= Electricity Corporation of New Zealand =

The Electricity Corporation of New Zealand Ltd (ECNZ), also known as Electricorp is a New Zealand state-owned enterprise (SOE) formed on 1 April 1987, as a transition entity in the process of deregulating the New Zealand electricity market. Most of ECNZ's remaining liabilities were resolved in the late 2000s, and ECNZ is now a residual entity with the sole remaining task of winding up a series of land title issues.

==Formation==
In the 1980s the New Zealand Electricity Department (NZED), a government department, controlled and operated almost all New Zealand electricity generation and operated the electricity transmission grid. The first phase of deregulation saw the New Zealand Government corporatise the NZED and form the state-owned enterprise ECNZ.

== Division ==
In 1994, Transpower was separated from ECNZ and created as an SOE to own and operate the national grid. In 1996, ECNZ was split into two SOEs, ECNZ and Contact Energy, and on 1 April 1999 ECNZ was split into three electricity generation SOEs:
- Genesis Energy,
- Meridian Energy, and
- Mercury Energy (formerly Mighty River Power).
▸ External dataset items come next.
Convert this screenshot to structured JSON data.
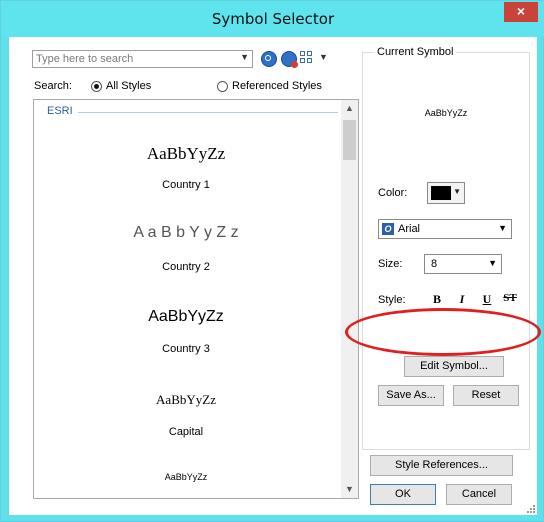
{
  "window": {
    "title": "Symbol Selector",
    "close_glyph": "×"
  },
  "search": {
    "placeholder": "Type here to search",
    "label": "Search:",
    "option_all": "All Styles",
    "option_referenced": "Referenced Styles",
    "selected": "All Styles"
  },
  "icons": {
    "search": "search-icon",
    "search_options": "search-options-icon",
    "view": "grid-view-icon"
  },
  "symbol_list": {
    "group": "ESRI",
    "items": [
      {
        "sample": "AaBbYyZz",
        "name": "Country 1"
      },
      {
        "sample": "A a B b Y y Z z",
        "name": "Country 2"
      },
      {
        "sample": "AaBbYyZz",
        "name": "Country 3"
      },
      {
        "sample": "AaBbYyZz",
        "name": "Capital"
      },
      {
        "sample": "AaBbYyZz",
        "name": ""
      }
    ]
  },
  "current_symbol": {
    "title": "Current Symbol",
    "preview": "AaBbYyZz",
    "color_label": "Color:",
    "color_value": "#000000",
    "font": "Arial",
    "size_label": "Size:",
    "size": "8",
    "style_label": "Style:",
    "style_buttons": [
      "B",
      "I",
      "U",
      "ST"
    ]
  },
  "buttons": {
    "edit_symbol": "Edit Symbol...",
    "save_as": "Save As...",
    "reset": "Reset",
    "style_references": "Style References...",
    "ok": "OK",
    "cancel": "Cancel"
  },
  "colors": {
    "titlebar": "#5fe4ee",
    "close": "#c9433a",
    "highlight_ellipse": "#e02020",
    "group_header": "#2d5fa8"
  }
}
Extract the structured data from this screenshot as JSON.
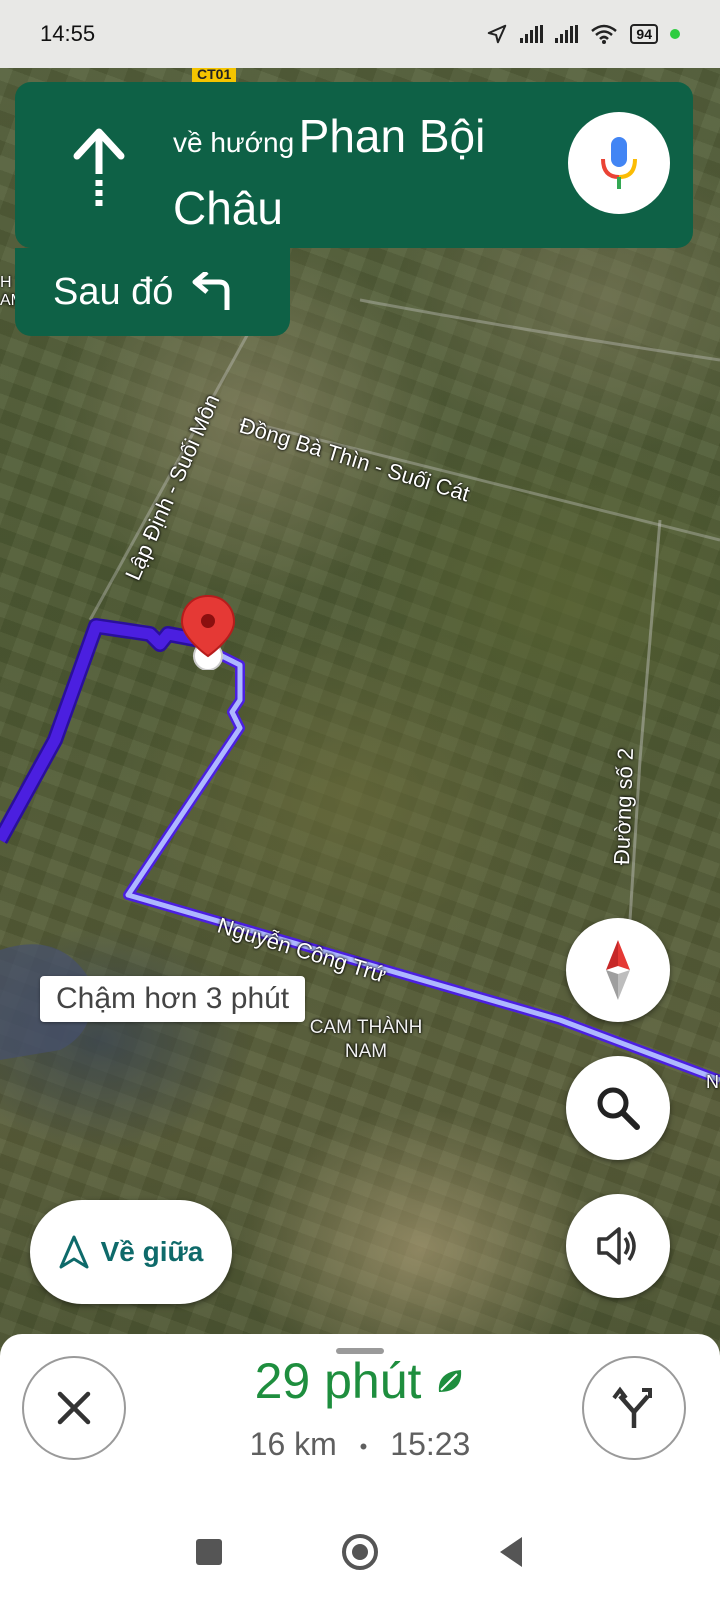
{
  "status_bar": {
    "time": "14:55",
    "battery": "94"
  },
  "map": {
    "route_code": "CT01",
    "road_labels": {
      "dong_ba_thin": "Đồng Bà Thìn - Suối Cát",
      "lap_dinh": "Lập Định - Suối Môn",
      "duong_so_2": "Đường số 2",
      "nguyen_cong_tru": "Nguyễn Công Trứ"
    },
    "place_label": "CAM THÀNH NAM",
    "left_edge_partial_label": "H AM",
    "right_edge_partial_label": "N",
    "alt_route_tag": "Chậm hơn 3 phút",
    "colors": {
      "primary_route": "#4b1fe0",
      "alt_route": "#aeb8ff",
      "pin": "#e53935"
    }
  },
  "nav_banner": {
    "direction_prefix": "về hướng",
    "direction_street": "Phan Bội Châu",
    "then_label": "Sau đó",
    "icons": {
      "main": "arrow-up-icon",
      "then": "turn-left-icon",
      "mic": "microphone-icon"
    },
    "color": "#0e6146"
  },
  "controls": {
    "recenter_label": "Về giữa",
    "compass": "compass-icon",
    "search": "search-icon",
    "sound": "volume-icon"
  },
  "trip": {
    "duration": "29 phút",
    "distance": "16 km",
    "separator": "•",
    "arrival": "15:23",
    "eco_icon": "leaf-icon",
    "duration_color": "#1e8e3e"
  },
  "system_nav": {
    "recent": "square-icon",
    "home": "circle-icon",
    "back": "triangle-back-icon"
  }
}
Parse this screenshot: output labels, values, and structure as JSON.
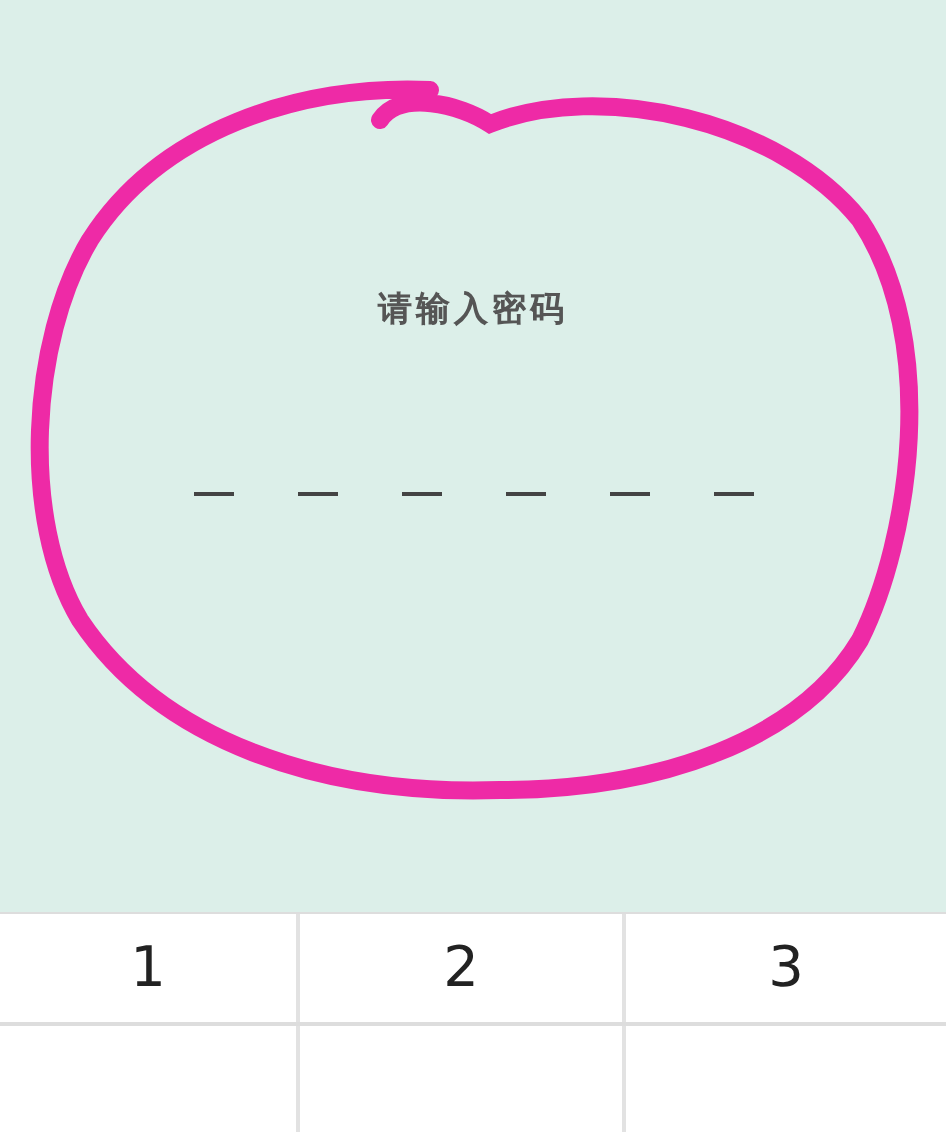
{
  "prompt": "请输入密码",
  "pin_slots": [
    {
      "filled": false
    },
    {
      "filled": false
    },
    {
      "filled": false
    },
    {
      "filled": false
    },
    {
      "filled": false
    },
    {
      "filled": false
    }
  ],
  "keypad": {
    "keys": [
      "1",
      "2",
      "3"
    ]
  }
}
All three remain in existence, along with Contact Energy and Manawa Energy (formerly Trustpower, which was split into an electrical retailer business and a separate generation company (Manawa). The retail arm was sold to Mercury).

ECNZ was originally proposed to be wound up by 2009, but resolving the few remaining land title issues has taken years longer than originally expected.